Meet the home owners cyclone proofing their homes
GLENYS and Hugh James, retirees from Frenchville, put off getting their roof to cyclone standard not because they didn't feel it was necessary, but because of the huge cost.
They knew it was something that would eventually cost them money, either by having work done on their roof or by repair costs due to water damage from a cyclone they believed was inevitable.
"After (Cyclone) Marcia, it was pretty obvious that it needed doing,” Hugh said.
"It's just such a big expense that you keep on putting it off.”
It wasn't until the State Government's housing resilience program made it affordable did they consult a contractor to get the job done.
The program is now closed to applications but 130 local home owners jumped on the grants to get their homes cyclone-ready.
Adam Wehmeier, who co-owns Alline Roofing with his brother Clint, said while getting a roof done could be expensive, the cost pales in comparison to the water damage he's seen from cyclones during his time in the trade.
"The method we use ultimately strengthens the house and ensures if we do get severe storms or cyclones, minimal damage occurs,” he said.

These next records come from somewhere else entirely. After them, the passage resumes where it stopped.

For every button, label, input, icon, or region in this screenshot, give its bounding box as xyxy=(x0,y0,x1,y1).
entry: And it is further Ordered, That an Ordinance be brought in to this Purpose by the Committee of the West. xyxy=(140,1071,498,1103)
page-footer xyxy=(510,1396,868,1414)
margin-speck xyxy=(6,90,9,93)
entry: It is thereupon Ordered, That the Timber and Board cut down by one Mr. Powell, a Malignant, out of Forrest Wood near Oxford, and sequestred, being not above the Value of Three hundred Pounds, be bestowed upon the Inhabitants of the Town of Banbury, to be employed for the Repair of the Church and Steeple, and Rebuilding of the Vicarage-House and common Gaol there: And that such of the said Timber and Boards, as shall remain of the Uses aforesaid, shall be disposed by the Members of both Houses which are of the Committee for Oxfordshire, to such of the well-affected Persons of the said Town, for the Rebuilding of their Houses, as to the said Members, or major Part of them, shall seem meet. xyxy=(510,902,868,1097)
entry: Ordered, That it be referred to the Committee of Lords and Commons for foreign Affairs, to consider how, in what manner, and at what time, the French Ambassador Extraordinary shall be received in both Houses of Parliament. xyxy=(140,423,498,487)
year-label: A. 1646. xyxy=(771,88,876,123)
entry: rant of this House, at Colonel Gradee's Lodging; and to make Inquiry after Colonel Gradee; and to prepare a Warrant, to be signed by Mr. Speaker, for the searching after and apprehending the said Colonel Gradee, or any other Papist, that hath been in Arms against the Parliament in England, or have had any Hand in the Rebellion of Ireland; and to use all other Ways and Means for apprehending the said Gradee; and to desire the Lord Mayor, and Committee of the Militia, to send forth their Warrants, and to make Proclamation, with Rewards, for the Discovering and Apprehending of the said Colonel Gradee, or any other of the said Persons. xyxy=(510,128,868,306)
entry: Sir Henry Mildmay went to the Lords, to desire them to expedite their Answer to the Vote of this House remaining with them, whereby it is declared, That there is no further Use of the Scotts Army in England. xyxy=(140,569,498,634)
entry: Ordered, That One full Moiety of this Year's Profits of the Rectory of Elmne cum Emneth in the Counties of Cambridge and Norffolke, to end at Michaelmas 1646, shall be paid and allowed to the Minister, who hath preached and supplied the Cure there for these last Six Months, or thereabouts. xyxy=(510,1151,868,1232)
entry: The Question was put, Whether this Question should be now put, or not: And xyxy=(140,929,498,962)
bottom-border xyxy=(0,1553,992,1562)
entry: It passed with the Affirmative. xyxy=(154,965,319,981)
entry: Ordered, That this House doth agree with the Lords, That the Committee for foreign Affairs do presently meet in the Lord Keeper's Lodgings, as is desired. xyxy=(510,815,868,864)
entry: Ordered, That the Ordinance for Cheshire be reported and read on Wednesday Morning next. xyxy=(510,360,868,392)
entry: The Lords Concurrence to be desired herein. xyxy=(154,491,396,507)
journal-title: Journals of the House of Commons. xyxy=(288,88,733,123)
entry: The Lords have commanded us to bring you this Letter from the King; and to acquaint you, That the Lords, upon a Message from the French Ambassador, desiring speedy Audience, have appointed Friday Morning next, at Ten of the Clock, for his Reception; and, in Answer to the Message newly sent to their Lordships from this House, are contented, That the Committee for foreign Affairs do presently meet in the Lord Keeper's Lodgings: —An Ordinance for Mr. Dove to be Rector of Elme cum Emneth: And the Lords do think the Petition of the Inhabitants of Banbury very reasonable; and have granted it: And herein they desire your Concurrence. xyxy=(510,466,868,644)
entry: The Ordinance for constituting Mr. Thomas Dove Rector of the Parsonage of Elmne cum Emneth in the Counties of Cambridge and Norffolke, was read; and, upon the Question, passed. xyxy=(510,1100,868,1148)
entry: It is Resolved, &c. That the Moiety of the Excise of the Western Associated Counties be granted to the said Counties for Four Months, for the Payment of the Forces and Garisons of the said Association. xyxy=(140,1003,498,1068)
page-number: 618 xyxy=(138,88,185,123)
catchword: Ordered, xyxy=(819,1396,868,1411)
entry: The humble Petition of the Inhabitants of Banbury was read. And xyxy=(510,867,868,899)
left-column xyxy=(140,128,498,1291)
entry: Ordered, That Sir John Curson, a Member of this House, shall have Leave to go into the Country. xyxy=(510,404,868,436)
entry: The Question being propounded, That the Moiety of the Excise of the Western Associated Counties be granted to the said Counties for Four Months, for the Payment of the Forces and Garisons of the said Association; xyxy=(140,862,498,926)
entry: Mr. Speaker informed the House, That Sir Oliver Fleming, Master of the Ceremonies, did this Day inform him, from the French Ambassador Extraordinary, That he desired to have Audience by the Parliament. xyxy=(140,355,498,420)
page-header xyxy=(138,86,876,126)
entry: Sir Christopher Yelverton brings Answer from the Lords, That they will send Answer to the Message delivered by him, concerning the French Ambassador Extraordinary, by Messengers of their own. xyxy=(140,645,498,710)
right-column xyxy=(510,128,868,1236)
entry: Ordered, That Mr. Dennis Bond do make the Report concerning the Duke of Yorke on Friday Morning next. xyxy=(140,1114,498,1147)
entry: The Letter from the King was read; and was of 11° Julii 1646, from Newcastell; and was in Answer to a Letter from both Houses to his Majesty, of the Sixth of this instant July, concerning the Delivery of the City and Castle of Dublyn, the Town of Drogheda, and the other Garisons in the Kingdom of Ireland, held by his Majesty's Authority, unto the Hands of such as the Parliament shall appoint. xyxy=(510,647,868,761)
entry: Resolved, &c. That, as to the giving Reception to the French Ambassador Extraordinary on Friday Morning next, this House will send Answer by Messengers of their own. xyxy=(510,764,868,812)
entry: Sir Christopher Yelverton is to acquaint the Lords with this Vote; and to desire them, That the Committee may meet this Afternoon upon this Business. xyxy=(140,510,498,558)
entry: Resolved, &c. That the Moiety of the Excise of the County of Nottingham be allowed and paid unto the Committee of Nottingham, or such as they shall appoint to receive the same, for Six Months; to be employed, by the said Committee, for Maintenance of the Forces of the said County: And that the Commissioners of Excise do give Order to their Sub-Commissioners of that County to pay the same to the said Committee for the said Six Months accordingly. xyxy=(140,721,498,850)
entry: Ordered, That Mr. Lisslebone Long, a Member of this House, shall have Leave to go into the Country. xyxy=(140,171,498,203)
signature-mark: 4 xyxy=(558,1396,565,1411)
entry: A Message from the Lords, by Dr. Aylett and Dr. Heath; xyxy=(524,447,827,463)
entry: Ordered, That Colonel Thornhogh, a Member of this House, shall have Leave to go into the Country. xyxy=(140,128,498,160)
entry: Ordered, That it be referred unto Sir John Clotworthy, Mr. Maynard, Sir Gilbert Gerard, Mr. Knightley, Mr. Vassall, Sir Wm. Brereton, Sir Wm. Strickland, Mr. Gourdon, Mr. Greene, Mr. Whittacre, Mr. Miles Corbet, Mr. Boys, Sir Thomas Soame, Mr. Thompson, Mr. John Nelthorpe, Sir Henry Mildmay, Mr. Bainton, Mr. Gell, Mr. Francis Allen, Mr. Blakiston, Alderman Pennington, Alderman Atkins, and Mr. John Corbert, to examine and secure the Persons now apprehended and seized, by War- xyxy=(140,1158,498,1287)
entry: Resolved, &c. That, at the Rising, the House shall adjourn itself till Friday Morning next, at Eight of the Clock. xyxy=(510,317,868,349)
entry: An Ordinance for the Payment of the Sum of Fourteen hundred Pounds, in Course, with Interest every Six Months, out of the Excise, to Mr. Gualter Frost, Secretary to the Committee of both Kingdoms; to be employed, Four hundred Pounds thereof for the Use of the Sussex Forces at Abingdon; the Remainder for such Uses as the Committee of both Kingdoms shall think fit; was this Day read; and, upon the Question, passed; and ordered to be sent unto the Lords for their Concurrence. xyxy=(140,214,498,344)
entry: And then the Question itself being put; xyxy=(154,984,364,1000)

"It keeps risk of weather damage, and sometimes insurance, down.”
The local contractor said during the course of the incentive program he had seen an increase in business, driven by those cashing in on the grants.
As the case of the Jameses suggests, Mr Wehmeier said a roof upgrade was something people were likely to put off but the program gave people the nudge they needed to get the job done.
"People simply can't afford it,” he said.
"It's a large expense and money is tight these days.”
Reflecting on his own experiences in the trade, Mr Wehmeier said he believed the cost difference between getting a roof cyclone-ready and doing repairs after a severe weather incident was "many, many thousands”.
"If they're not properly insured, I've seen jobs up around $30,000 or $40,000,” he said.
The work involved is an installation of metal strapping that goes around rafters and connects to the wall by screws.
The upgrade essentially reinforces the structural connection between the roof and the rest of the house.
New roof battens are installed to hold down roofing sheets.
"Older houses are constructed with nails but with this upgrade, everything is screwed down,” Mr Wehmeier said.
Minister for Housing Mick de Brenni visited the James home to take a look at the upgrades.
"Coming here today to Frenchville, is all about making sure that that the support we're delivering to locals like Glenys and Hugh is hitting the mark,” he said.
Member for Keppel Brittany Lauga was glad to see people taking advantage of the program and engaging local tradies while it lasted.
"In Rockhampton, home owners have said they would not have been able to afford the necessary upgrades without the support of the Queensland Government,” she said
Rockhampton MP Barry O'Rourke also welcomed the flow in to local businesses and lower insurance premiums.
"Across Rockhampton, 97 per cent of grant recipients hired local contractors to carry out works, with households subsequently being given an average cut of 9.3per cent on insurance costs because their properties are now better protected against cyclone damage,” he said.
"With cyclone season getting under way in November, it's great to know that so many Rockhampton households will be better protected against the elements.”
Houses in the area from Bundaberg to the Queensland/Northern Territory border within 50km of the coast were eligible for the program, which will undergo an evaluation to determine if the grants will be rolled out again.